Alguns meses antes, fui surpreendido por uma dor muito forte na coluna e na perna em virtude de um “mal jeito” e um pouco de sedentarismo por ter que estudar em época de provas (nunca pude ficar parado muito tempo que meu corpo sempre reclama). Até hoje foi a pior dor que senti e nunca esqueci aquele sofrimento. Cheguei a temer não voltar a andar normalmente, mas a juventude é uma maravilha para curar essas dores e hoje raramente sinto problemas na região lombar.
Como na prática do Bodyboard o esportista surfa deitado, com a coluna curvada e fazendo muita força com braços, pernas e músculos e articulações das costas, notei que ficaria um bom tempo sem poder praticar aquele esporte. Mas nunca fui de aceitar limitações. Sempre preferi me adaptar a novas realidades, ainda que me custassem muito esforço.

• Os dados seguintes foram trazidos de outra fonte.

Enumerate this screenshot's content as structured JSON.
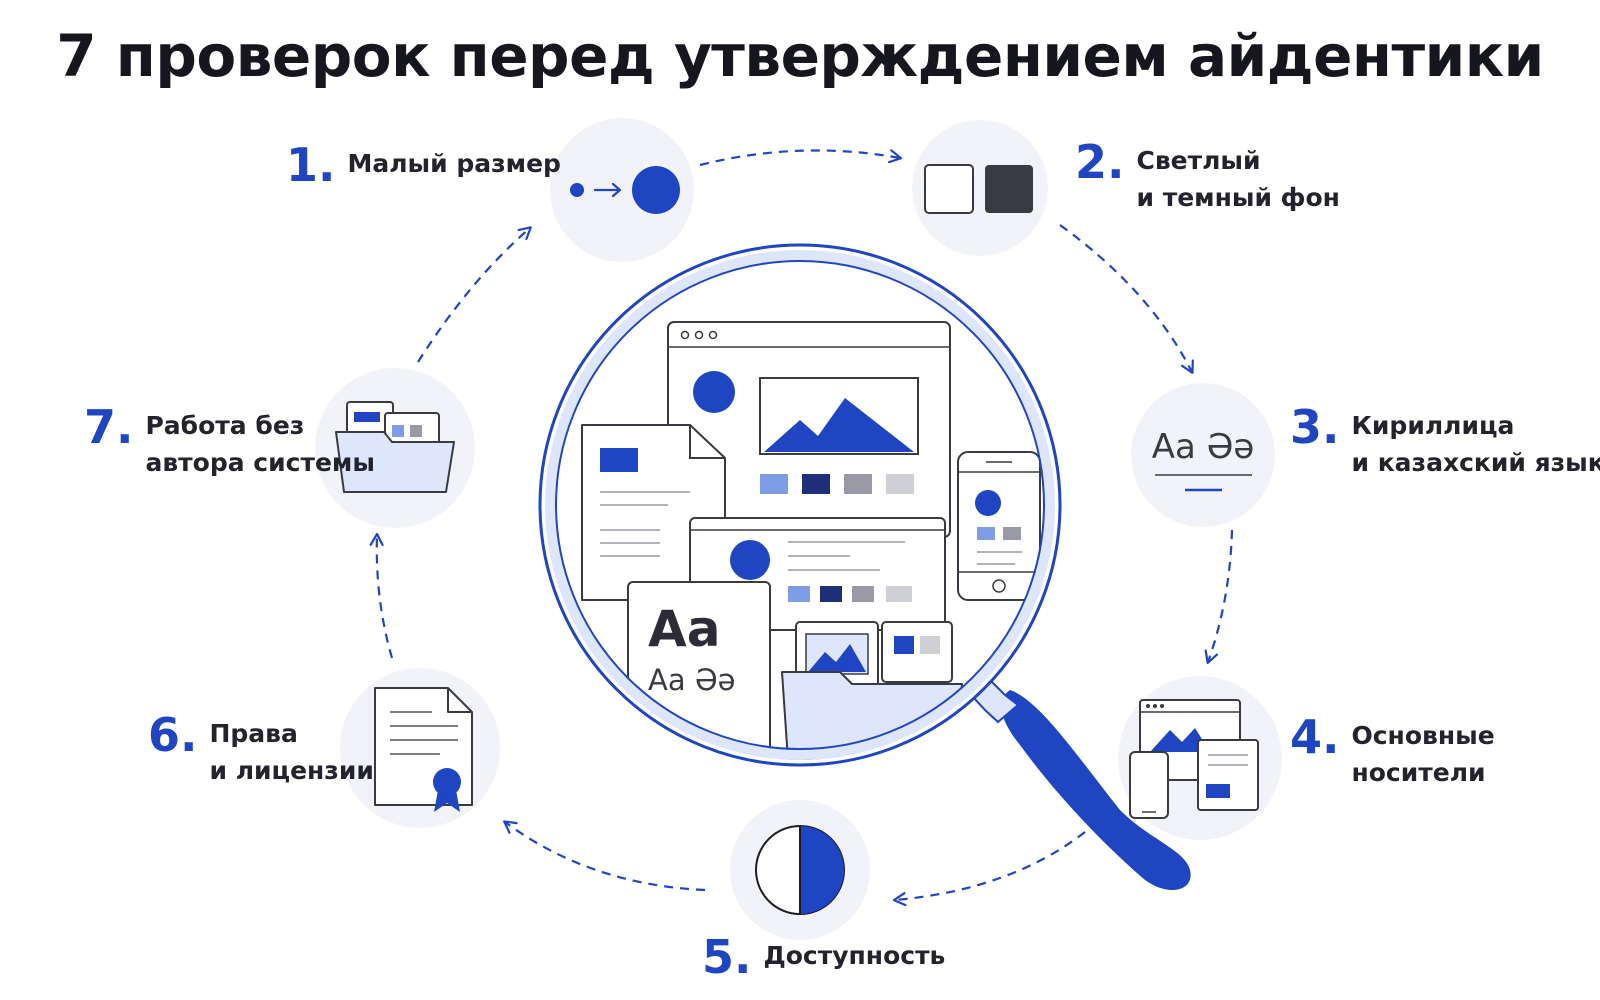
{
  "title": "7 проверок перед утверждением айдентики",
  "steps": [
    {
      "number": "1.",
      "lines": [
        "Малый размер"
      ]
    },
    {
      "number": "2.",
      "lines": [
        "Светлый",
        "и темный фон"
      ]
    },
    {
      "number": "3.",
      "lines": [
        "Кириллица",
        "и казахский язык"
      ]
    },
    {
      "number": "4.",
      "lines": [
        "Основные",
        "носители"
      ]
    },
    {
      "number": "5.",
      "lines": [
        "Доступность"
      ]
    },
    {
      "number": "6.",
      "lines": [
        "Права",
        "и лицензии"
      ]
    },
    {
      "number": "7.",
      "lines": [
        "Работа без",
        "автора системы"
      ]
    }
  ],
  "glyphs": {
    "typography_sample": "Aa",
    "typography_sample_cyrillic": "Aa  Әә",
    "step3_sample": "Aa  Әә"
  },
  "colors": {
    "accent": "#1f45c2",
    "dark": "#3a3b42",
    "light_tint": "#dde6fb",
    "bg_circle": "#f1f3f9"
  }
}
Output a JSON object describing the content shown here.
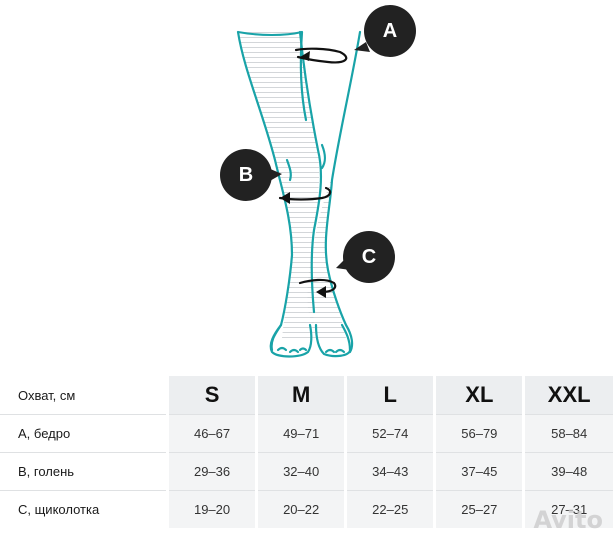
{
  "markers": {
    "a": "A",
    "b": "B",
    "c": "C"
  },
  "colors": {
    "leg_outline": "#19a3a8",
    "marker_bg": "#222222",
    "stripe": "#c8ccd0",
    "header_bg": "#eceef0",
    "cell_bg": "#f3f4f5"
  },
  "table": {
    "header_label": "Охват, см",
    "sizes": [
      "S",
      "M",
      "L",
      "XL",
      "XXL"
    ],
    "rows": [
      {
        "label": "А, бедро",
        "values": [
          "46–67",
          "49–71",
          "52–74",
          "56–79",
          "58–84"
        ]
      },
      {
        "label": "В, голень",
        "values": [
          "29–36",
          "32–40",
          "34–43",
          "37–45",
          "39–48"
        ]
      },
      {
        "label": "С, щиколотка",
        "values": [
          "19–20",
          "20–22",
          "22–25",
          "25–27",
          "27–31"
        ]
      }
    ]
  },
  "watermark": "Avito"
}
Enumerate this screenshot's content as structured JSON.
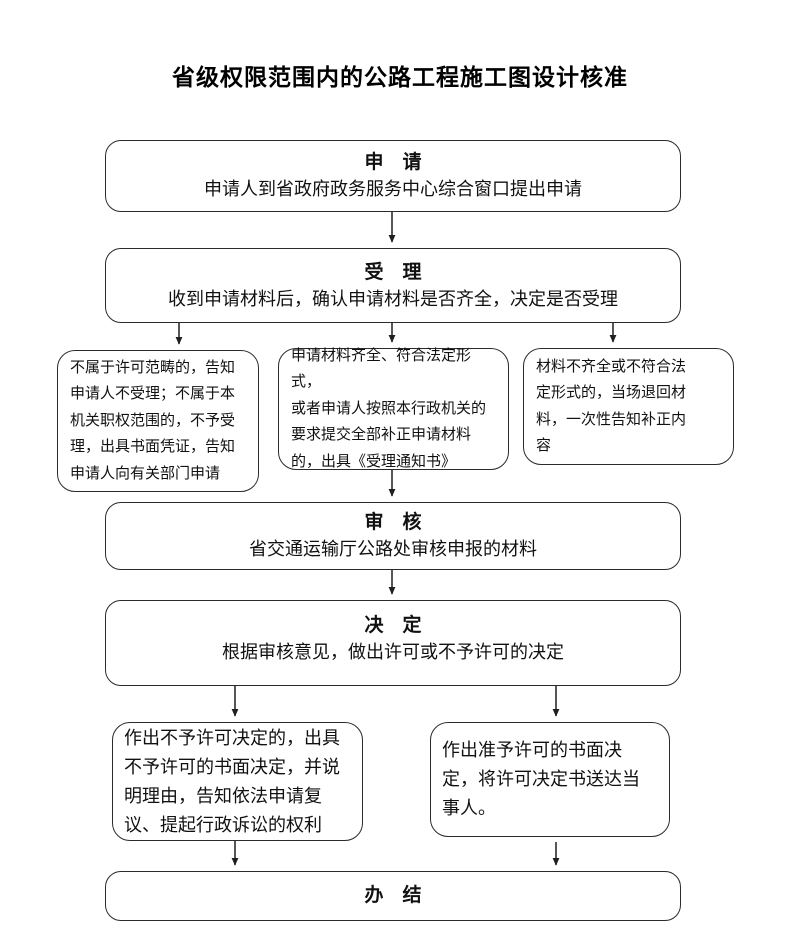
{
  "title": "省级权限范围内的公路工程施工图设计核准",
  "nodes": {
    "apply": {
      "heading": "申　请",
      "body": "申请人到省政府政务服务中心综合窗口提出申请"
    },
    "accept": {
      "heading": "受　理",
      "body": "收到申请材料后，确认申请材料是否齐全，决定是否受理"
    },
    "branch_reject": {
      "lines": [
        "不属于许可范畴的，告知",
        "申请人不受理；不属于本",
        "机关职权范围的，不予受",
        "理，出具书面凭证，告知",
        "申请人向有关部门申请"
      ]
    },
    "branch_accept": {
      "lines": [
        "申请材料齐全、符合法定形式，",
        "或者申请人按照本行政机关的",
        "要求提交全部补正申请材料",
        "的，出具《受理通知书》"
      ]
    },
    "branch_return": {
      "lines": [
        "材料不齐全或不符合法",
        "定形式的，当场退回材",
        "料，一次性告知补正内",
        "容"
      ]
    },
    "review": {
      "heading": "审　核",
      "body": "省交通运输厅公路处审核申报的材料"
    },
    "decision": {
      "heading": "决　定",
      "body": "根据审核意见，做出许可或不予许可的决定"
    },
    "deny": {
      "lines": [
        "作出不予许可决定的，出具",
        "不予许可的书面决定，并说",
        "明理由，告知依法申请复",
        "议、提起行政诉讼的权利"
      ]
    },
    "grant": {
      "lines": [
        "作出准予许可的书面决",
        "定，将许可决定书送达当",
        "事人。"
      ]
    },
    "complete": {
      "heading": "办　结"
    }
  },
  "colors": {
    "line": "#1f1f1f",
    "border": "#2b2b2b",
    "text": "#111111",
    "background": "#ffffff"
  }
}
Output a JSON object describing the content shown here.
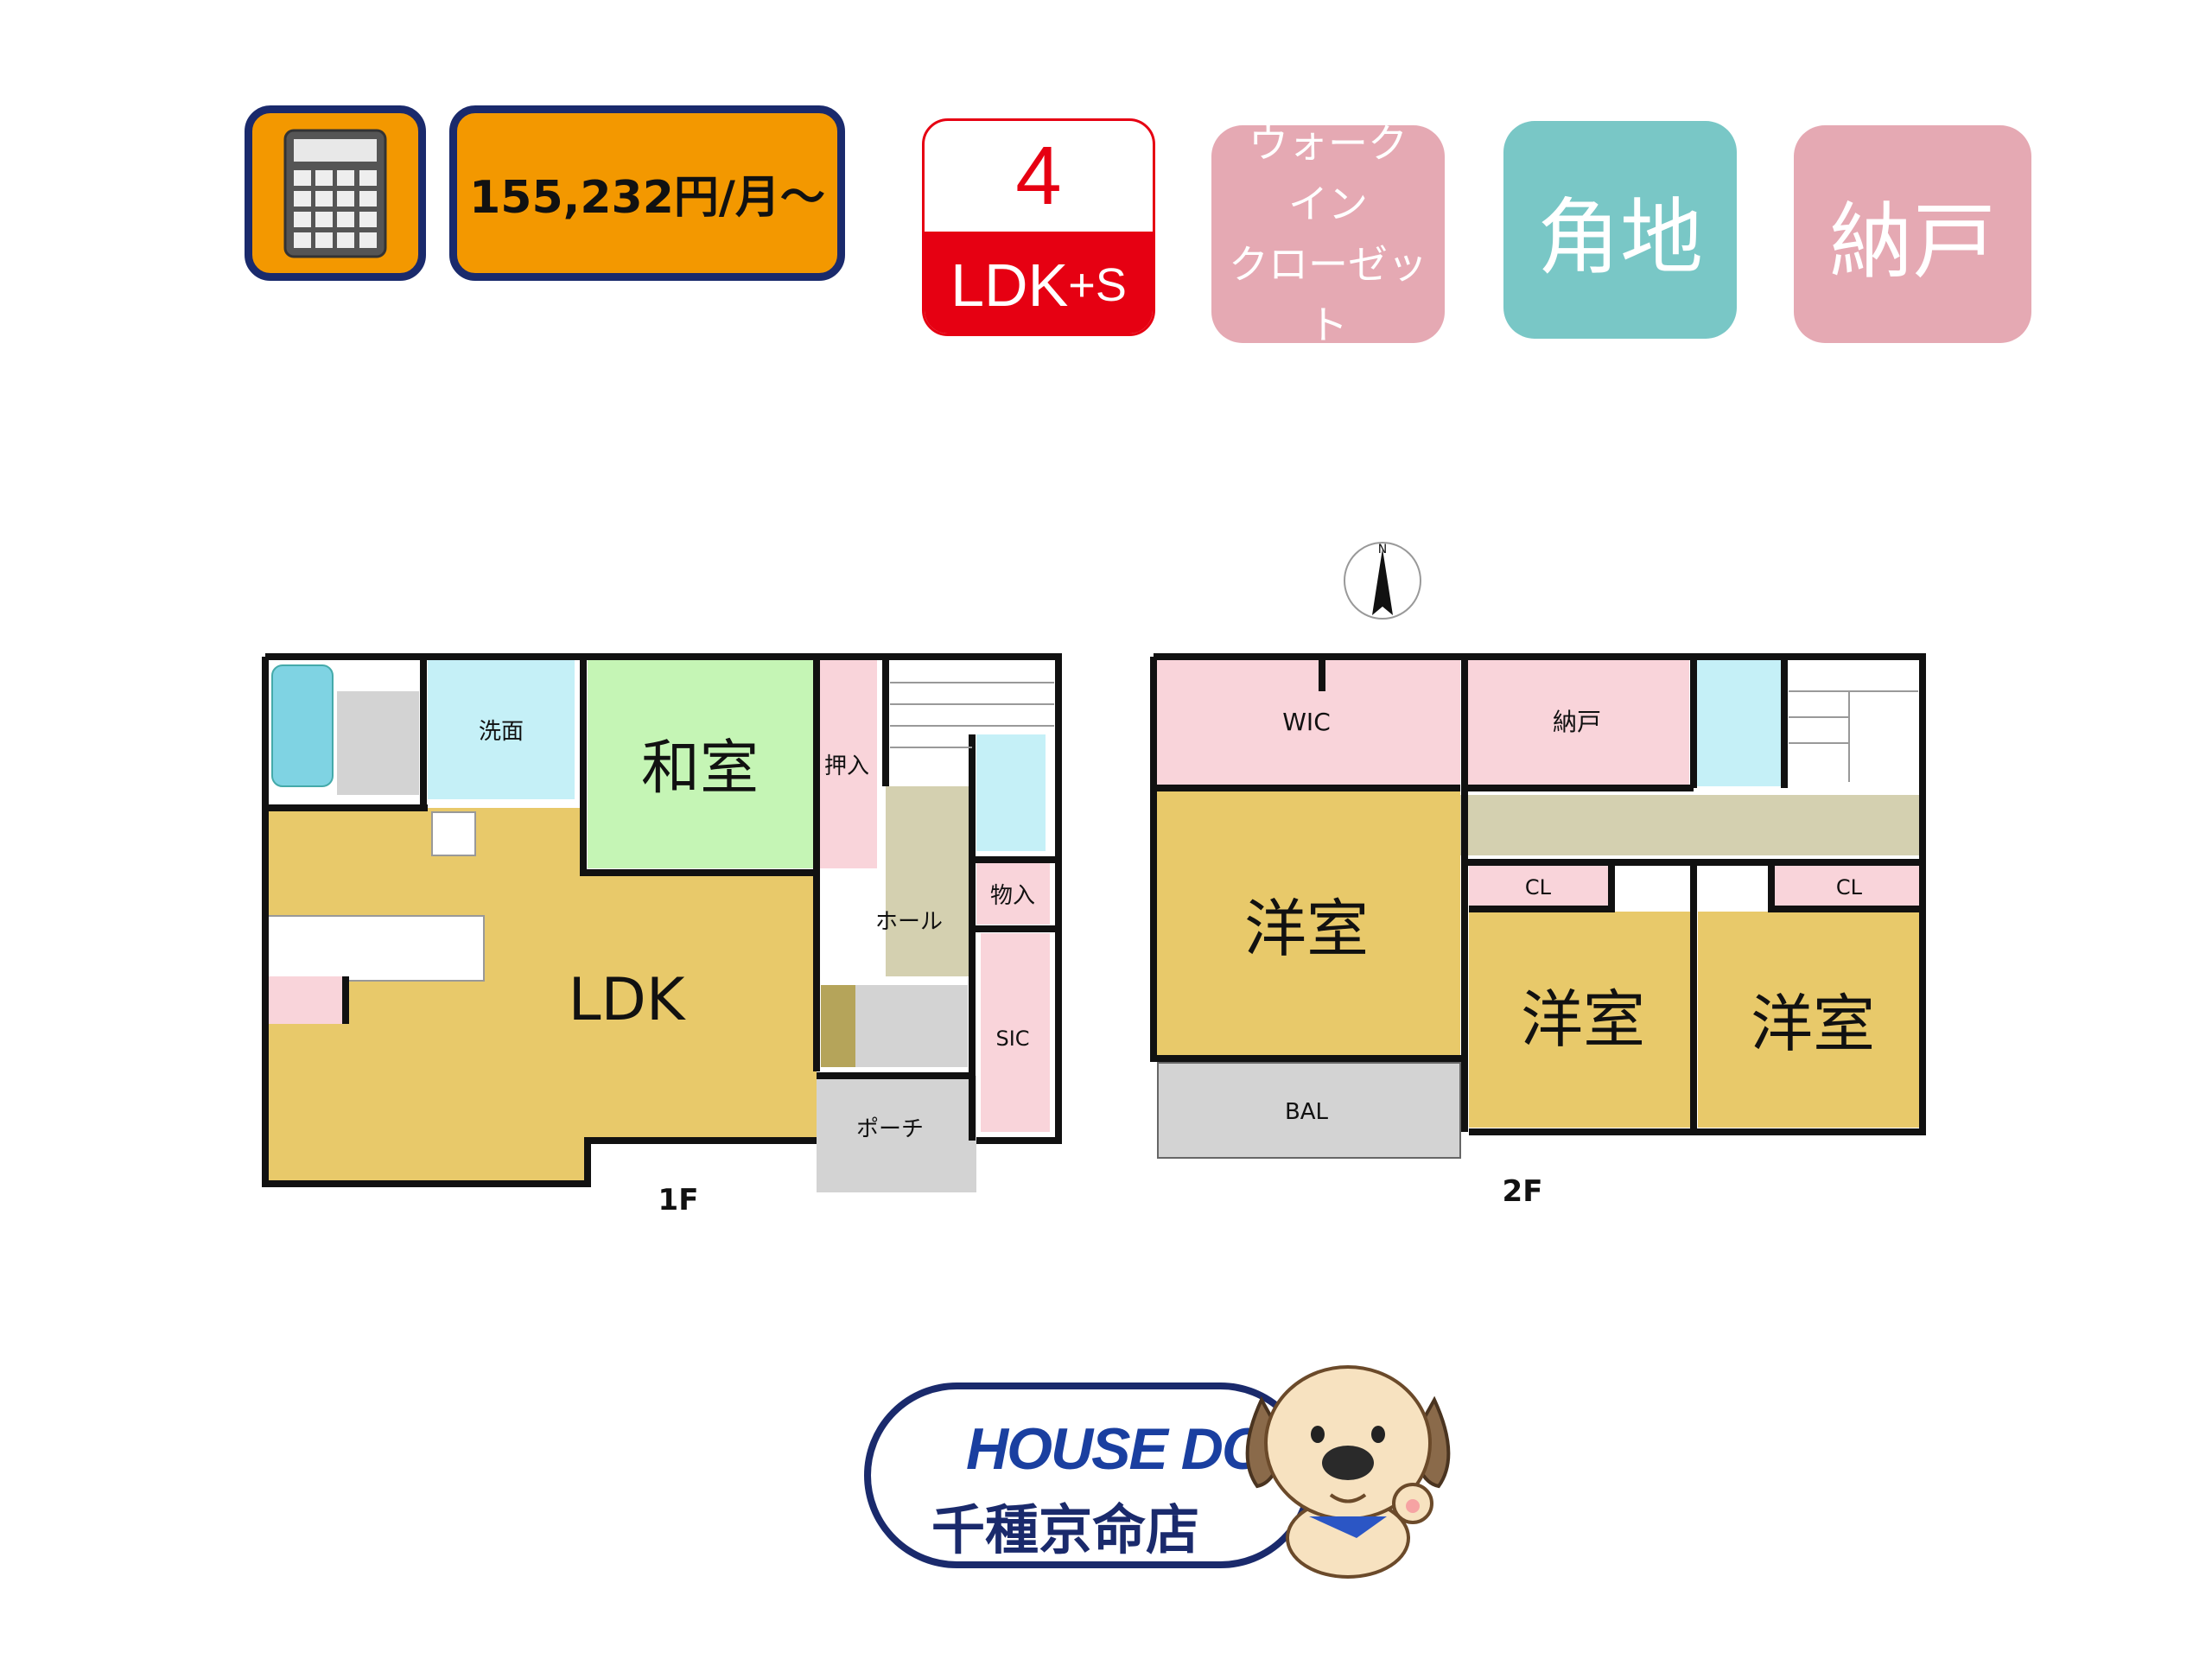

Dito e feito: se não podia um esporte, aprenderia outro e foi o que fiz. Na verdade, aquele problema de saúde só apareceu para me tirar de uma zona de conforto na qual havia me acomodado: foram 10 anos praticando bodyboard e aquilo já estava sendo feito automaticamente, sem muita emoção ou evolução. Amava o que praticava, mas já não era a mesma coisa do início. Aprender um novo esporte, era o desafio que precisava para dar uma levantada no astral e me preparar, de forma ativa, para que meu corpo não aceitasse uma possível “baixada de bola”, afinal tinha apenas 21 anos.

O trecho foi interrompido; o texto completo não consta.